Westwood was number one in Europe for the third time, but he wasn’t the best in England. That fell to Tyrrell Hatton, who came into his own with two big victories. One of them was all about timing. Tommy Fleetwood had a chance to win the Honda Classic in Florida and came up short. Paul Azinger, still regarded as “Captain America” for leading his US team to a rare Ryder Cup victory in 2008, was handling the television commentary. He said Fleetwood had a chance to prove he had what it takes to win. “You can win all you want on that European Tour or in the international game and all that, but you have to win on the PGA Tour,” he said. It was a stinging comment — particularly the use of THAT European Tour — and Westwood and past Ryder Cup captain Thomas Bjorn were quick to call him out. Fleetwood wasn’t listening and wasn’t bothered. But it was only fitting that the following week at the Arnold Palmer Invitational, Hatton closed with seven straight pars in some of the toughest conditions of the year for a one-shot victory, his fifth worldwide and first in America.
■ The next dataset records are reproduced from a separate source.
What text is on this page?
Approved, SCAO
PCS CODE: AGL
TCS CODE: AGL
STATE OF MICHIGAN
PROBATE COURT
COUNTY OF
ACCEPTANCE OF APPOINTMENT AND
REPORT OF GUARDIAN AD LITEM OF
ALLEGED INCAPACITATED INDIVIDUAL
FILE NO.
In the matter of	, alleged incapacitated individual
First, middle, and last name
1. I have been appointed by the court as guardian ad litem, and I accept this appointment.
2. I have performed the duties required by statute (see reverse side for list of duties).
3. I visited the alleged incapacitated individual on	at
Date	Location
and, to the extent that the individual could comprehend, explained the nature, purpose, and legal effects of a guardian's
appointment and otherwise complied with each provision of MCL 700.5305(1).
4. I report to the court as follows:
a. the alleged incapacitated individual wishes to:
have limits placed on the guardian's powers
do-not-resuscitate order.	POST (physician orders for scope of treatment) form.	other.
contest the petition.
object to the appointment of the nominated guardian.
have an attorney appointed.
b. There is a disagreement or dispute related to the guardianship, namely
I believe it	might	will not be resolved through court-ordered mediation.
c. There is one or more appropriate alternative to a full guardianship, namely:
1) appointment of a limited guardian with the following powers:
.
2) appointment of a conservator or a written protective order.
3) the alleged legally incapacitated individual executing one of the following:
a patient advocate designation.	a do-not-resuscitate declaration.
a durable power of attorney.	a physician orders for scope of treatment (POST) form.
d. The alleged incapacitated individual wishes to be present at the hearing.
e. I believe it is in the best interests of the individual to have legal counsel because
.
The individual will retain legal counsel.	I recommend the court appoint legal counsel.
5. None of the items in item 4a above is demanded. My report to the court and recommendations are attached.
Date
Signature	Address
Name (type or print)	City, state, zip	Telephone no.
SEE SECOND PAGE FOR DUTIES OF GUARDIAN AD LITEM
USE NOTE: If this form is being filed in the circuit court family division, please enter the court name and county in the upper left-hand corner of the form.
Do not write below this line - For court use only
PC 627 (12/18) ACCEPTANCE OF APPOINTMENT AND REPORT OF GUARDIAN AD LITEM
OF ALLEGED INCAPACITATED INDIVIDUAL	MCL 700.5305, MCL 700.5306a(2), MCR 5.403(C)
That was only the start for Hatton. Bay Hill turned out to be the last tournament for three months on the PGA Tour, even longer in Europe. The time off did not hurt Hatton, however, as he made a bold move at the RBC Heritage and tied for third, added a tie for fourth in the Rocket Mortgage Classic and then won the next best thing to a major. He used to attend the BMW PGA Championship as a child. He even recalls the time he was at Wentworth as a five-year-old with his father and was nearly struck by the tee shot of Vijay Singh. And here he was, at the flagship event of the European Tour, the only player to post scores in the 60s all four rounds for a four-shot victory. Even against a stronger field and tougher course conditions he faced at Bay Hill, this was his signature victory.

“This was a goal of mine, to win this tournament in my career,” he said. Another goal was to reach the top 10 in the world, and he achieved that the same week. The next target are the majors, and that could stand some improvement. One year after he made the cut in all four majors, he was among six players who missed the cut in all three majors played in 2020. No matter. It was a very good year.
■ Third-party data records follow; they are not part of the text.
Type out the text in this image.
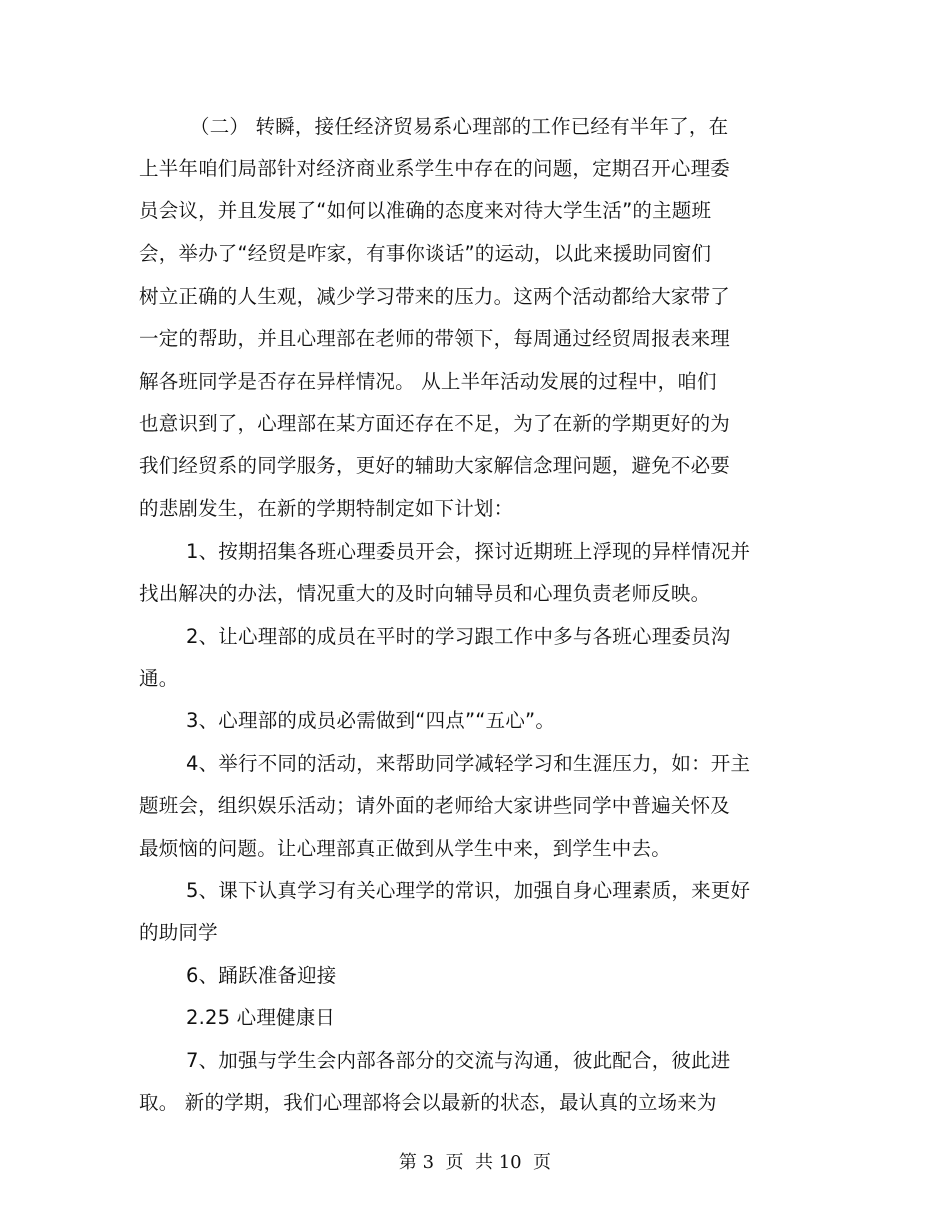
（二） 转瞬，接任经济贸易系心理部的工作已经有半年了，在
上半年咱们局部针对经济商业系学生中存在的问题，定期召开心理委
员会议，并且发展了“如何以准确的态度来对待大学生活”的主题班
会，举办了“经贸是咋家，有事你谈话”的运动，以此来援助同窗们
树立正确的人生观，减少学习带来的压力。这两个活动都给大家带了
一定的帮助，并且心理部在老师的带领下，每周通过经贸周报表来理
解各班同学是否存在异样情况。 从上半年活动发展的过程中，咱们
也意识到了，心理部在某方面还存在不足，为了在新的学期更好的为
我们经贸系的同学服务，更好的辅助大家解信念理问题，避免不必要
的悲剧发生，在新的学期特制定如下计划：
1、按期招集各班心理委员开会，探讨近期班上浮现的异样情况并
找出解决的办法，情况重大的及时向辅导员和心理负责老师反映。
2、让心理部的成员在平时的学习跟工作中多与各班心理委员沟
通。
3、心理部的成员必需做到“四点”“五心”。
4、举行不同的活动，来帮助同学减轻学习和生涯压力，如：开主
题班会，组织娱乐活动；请外面的老师给大家讲些同学中普遍关怀及
最烦恼的问题。让心理部真正做到从学生中来，到学生中去。
5、课下认真学习有关心理学的常识，加强自身心理素质，来更好
的助同学
6、踊跃准备迎接
2.25 心理健康日
7、加强与学生会内部各部分的交流与沟通，彼此配合，彼此进
取。 新的学期，我们心理部将会以最新的状态，最认真的立场来为
第 3  页  共 10  页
It was a great year for the women, too, considering what they were up against. LPGA Tour Commissioner Mike Whan felt he had loads of momentum going into 2020 with a schedule of 34 official tournaments and 10 years of hard work and good sponsorship that created a reserve fund for a tour that for more than a half-century has been on its own. Whan even led a unique joint business venture with the Ladies European Tour with hopes of strengthening women’s golf worldwide. The LET was able to boost its schedule to 24 events with a $5 million increase in total prize funds. The pandemic cost them the Asia Swing in March, the popular West Coast Swing through Arizona, California and Hawaii in the late spring to general concern how much of a financial blow it would be to women’s golf. Whan was quick to shut down the tour and slow to return, with no apologies. He preached caution, and it paid off. Danielle Kang won back-to-back in Ohio, staking her claim as America’s best on a tour where Americans are easily lost. Stacy Lewis won the Scottish Ladies Open. And then the winner’s circle was filled with one great story after another.

Those three Cactus Tour events in Arizona that Sophia Popov won were only a precursor. She went from caddieing for a friend to getting into a tournament in Ohio, and she did well enough to earn a spot in the AIG Women’s Open at Royal Troon, where she had the week of her life to capture her first LPGA title and her first major. She had to miss the next one, the ANA Inspiration, because much like the Masters, the field had been set as if it were being played in April. Mel Reid, a fierce athlete and sympathetic figure while coping with her mother’s death in a car accident that derailed her promising career in England, broke through with her first victory in the ShopRite LPGA Classic. Austin Ernst and Ally McDonald added their first titles.